Henri Gougaud, qui a du soleil et un parfum de romarin dans la voix, évoque avec grâce la Camargue et Ulysse.

Parmi les nouveautés les moins conformistes, les œuvres pas comme les autres de Giani Esposito (Un noble rossignol à l'époque Ming), de Jean-Max Brua (Bateaux... Compagnies...) et du barde breton Glenmor, qui dit : Sodome c'est Paris, et Paris c'est la France !

Dans des genres très différents, Anne Vanderlove, de sa voix de cristal, chante les Landes d'Irlande et Le vent qui vient des collines ; Frida Boccara était devenue une vedette en URSS ; Paris l'a redécouverte à l'occasion du Prix Eurovision et de sa belle interprétation de Cent Mille Chansons, d'après un leitmotiv de film de Michel Magne ; Julien Clerc, qui avait interloqué avec la charge — très lourde — de sa Cavalerie, élargit son public avec des chansons comme la Petite Sorcière malade ; Gilles Dreux, après Alouette, connaît un nouveau succès avec Merci, mon Dieu.

Poètes

Chez les nouveaux arrivants, poètes et compositeurs, d'abord Michel Aubert. Sa voix et ses interprétations sont sensibles et très phonogéniques : Si tu voulais, toi, La pluie a cessé sur la plaine. Il faut également suivre avec attention des auteurs comme Jacques Debronckart (Toi qui nais cette année) et tous ceux que Luc Bérimom met en valeur dans son mouvement et sa collection de la Fine Fleur.

Il n'est pas sûr que les ambitions de cette catégorie de chansons à haut niveau poétique portent toujours. Peut-être faut-il à la chanson moins de littérature et plus de chanson. Myriam Anissimov chantant Albertine Sarrazin, c'est bien, mais le succès suivra-t-il les promesses de cette belle rencontre ?

Pierre Perret, qui fait parfois grincer des dents les gens qui ont bon goût, étudie dans un paso à succès les Baisers et leurs diverses catégories. Antoine a chanté à l'Olympia sa Tramontane et son Match de football. Les Sales Gosses, dans Amor, Castagnette et Dali, imitent plaisamment la façon de décortiquer les phrases du peintre espagnol.

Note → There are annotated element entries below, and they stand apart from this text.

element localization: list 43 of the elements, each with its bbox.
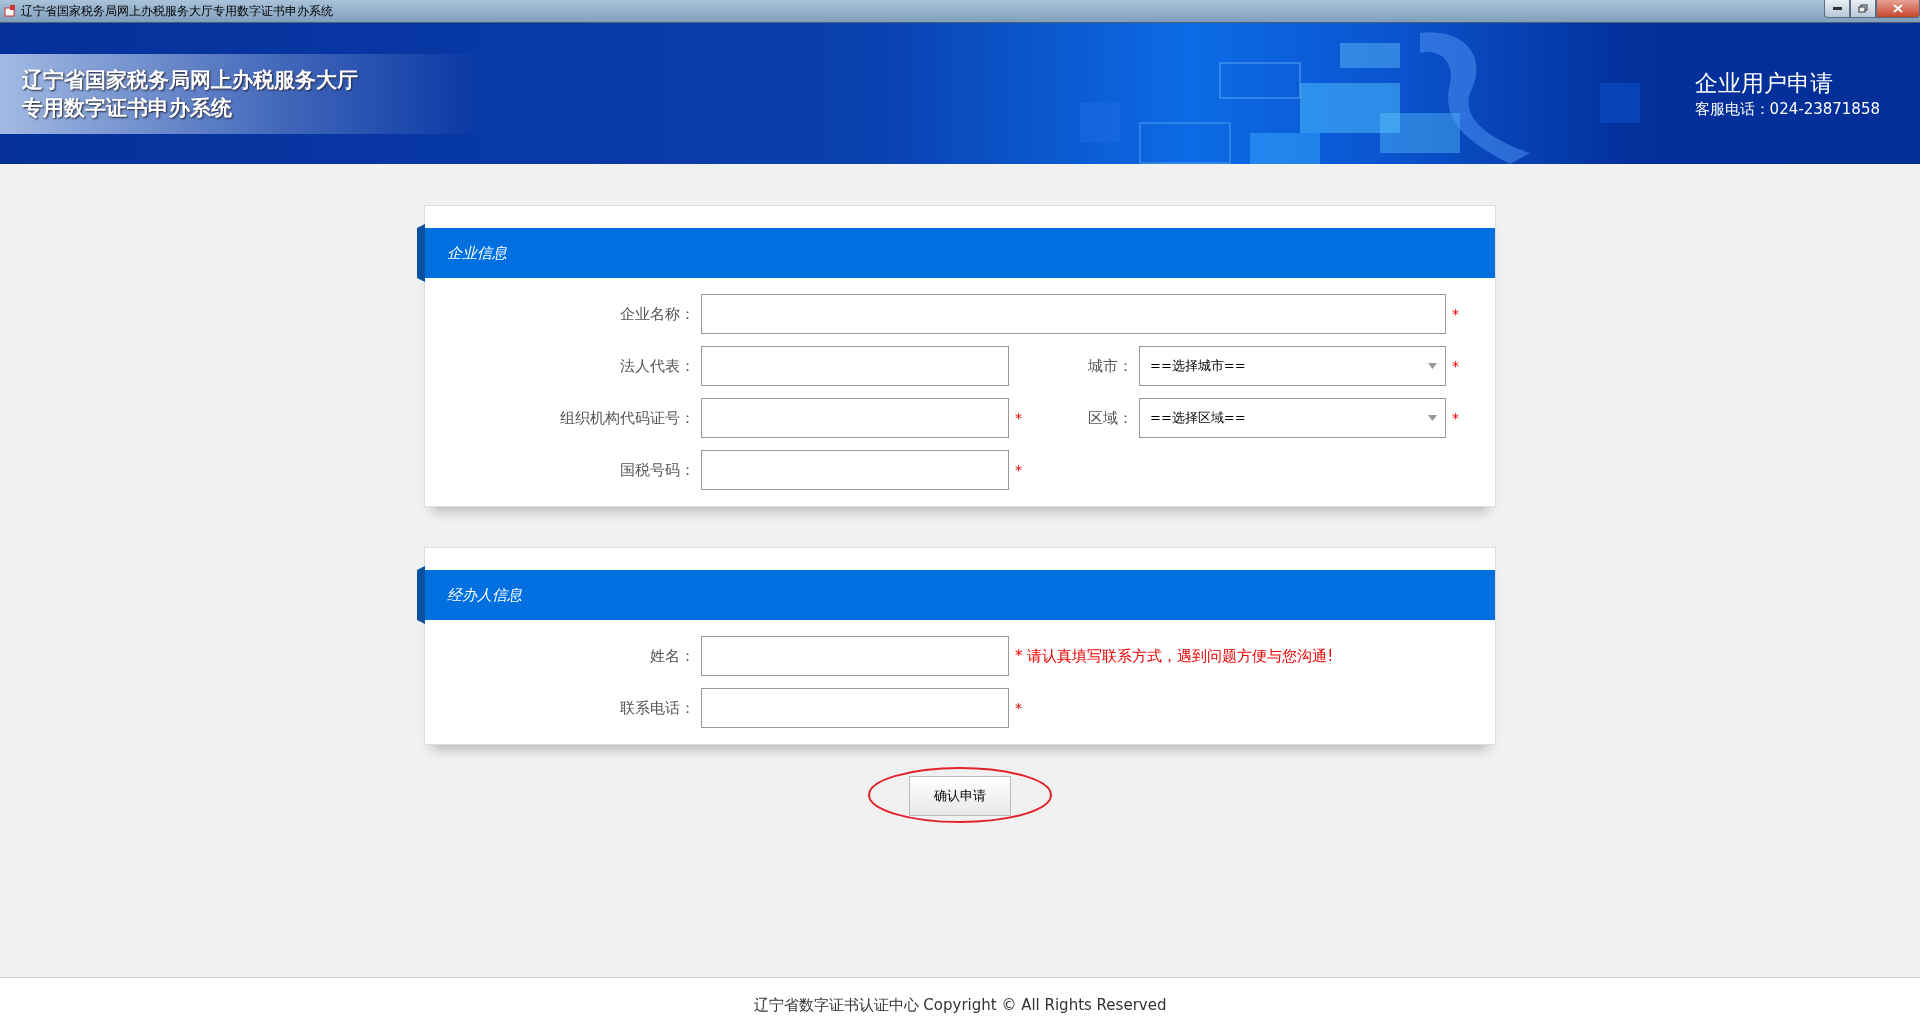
required-mark: * [1014, 410, 1023, 426]
city-select[interactable]: ==选择城市== [1139, 346, 1446, 386]
field-label: 法人代表： [619, 356, 696, 376]
minimize-button[interactable] [1824, 0, 1850, 18]
text-field[interactable] [701, 450, 1009, 490]
field-label: 区域： [1087, 408, 1134, 428]
system-title: 辽宁省国家税务局网上办税服务大厅 [22, 66, 359, 94]
required-mark: * [1014, 700, 1023, 716]
app-icon [4, 5, 16, 17]
submit-button[interactable]: 确认申请 [909, 776, 1011, 816]
required-mark: * [1451, 306, 1460, 322]
caret-icon [1428, 415, 1437, 421]
required-mark: * [1014, 462, 1023, 478]
field-label: 城市： [1087, 356, 1134, 376]
caret-icon [1428, 363, 1437, 369]
ribbon-fold-icon [417, 224, 425, 282]
city-select[interactable]: ==选择区域== [1139, 398, 1446, 438]
hotline-text: 客服电话：024-23871858 [1694, 98, 1880, 120]
text-field[interactable] [701, 636, 1009, 676]
section-title: 经办人信息 [447, 585, 522, 605]
system-title: 专用数字证书申办系统 [22, 94, 233, 122]
field-label: 企业名称： [619, 304, 696, 324]
field-label: 国税号码： [619, 460, 696, 480]
restore-button[interactable] [1850, 0, 1876, 18]
close-icon [1893, 4, 1903, 13]
required-note: * 请认真填写联系方式，遇到问题方便与您沟通! [1014, 646, 1335, 666]
field-label: 姓名： [649, 646, 696, 666]
required-mark: * [1451, 358, 1460, 374]
ribbon-fold-icon [417, 566, 425, 624]
text-field[interactable] [701, 346, 1009, 386]
text-field[interactable] [701, 398, 1009, 438]
field-label: 组织机构代码证号： [559, 408, 696, 428]
text-field[interactable] [701, 294, 1446, 334]
restore-icon [1858, 4, 1868, 13]
minimize-icon [1832, 7, 1842, 10]
window-title: 辽宁省国家税务局网上办税服务大厅专用数字证书申办系统 [21, 2, 333, 20]
text-field[interactable] [701, 688, 1009, 728]
field-label: 联系电话： [619, 698, 696, 718]
section-title: 企业信息 [447, 243, 507, 263]
close-button[interactable] [1876, 0, 1920, 18]
required-mark: * [1451, 410, 1460, 426]
page-heading: 企业用户申请 [1694, 68, 1834, 98]
copyright-text: 辽宁省数字证书认证中心 Copyright © All Rights Reserved [753, 995, 1167, 1015]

Jacques Dutronc, avec la complicité de Jacques Lanzmann, manie habilement la désinvolture et l'insolence dans Transes-Dimanche et le Mytho-femme. Les Charlots sont de charmants lurons dans Aspirine-Tango et Sur la route de Pen'zac. Sur le plan des fantaisistes femmes, il est une certaine Dani qui donne un regain de jeunesse à une rengaine de Chagnon et Pearly, Papa vient d'épouser la bonne.

Et le toujours à la page Tino Rossi poursuit imperturbablement sa carrière, où l'agréable et récent enregistrement de J'avais vingt ans prend place à côté du repressage de la berceuse napolitaine O Ciucciariello.

D'Est en Ouest

On a assisté à une nette poussée de fièvre pour les répertoires de l'Est à partir du succès du Temps des fleurs interprété par Mary Hopkin. Ivan Rebroff, Russe de Paris, remet à la mode tous les airs de la vieille Russie, de Cocher, ralentis tes chevaux aux Bateliers de la Volga, tandis que l'on danse sur les rythmes du casatschok, lancé comme naguère le jerk, le hully-gully, la bossa-nova ou le tamouré.

Les auteurs français du casatschok durent déchanter quand on s'aperçut que son thème ressemblait étrangement à celui de Katioucha du Soviétique Michel Blanter. Cette affaire donna lieu à procès. Les sœurs Poliakoff, qui séparément sont des artistes célèbres (Olga Poliakoff, Odile Versois, Hélène Vallier et Marina Vlady), se sont réunies pour donner la véritable version folklorique qui avait inspiré le Temps des fleurs et qui s'intitule, en fait, les Chemins lointains.

Du côté anglo-saxon, les Beatles gardent leur jeune clientèle avec Ob la di, ob la da ; le tube américain Eloïse rend célèbre en quelques semaines Paul Ryan. Joan Baez, la magnifique, continue à nous envoyer les plus beaux folk-songs des États-Unis, suivie par Judy Collins, qui a le même timbre de voix (Someday soon).

Au tableau d'honneur, le poète, écrivain et auteur de chansons canadien Léonard Cohen, incomparable interprète, dans les demi-teintes de la confidence, de Suzanne et d'autres œuvres comme Stories of the Street, Teachers.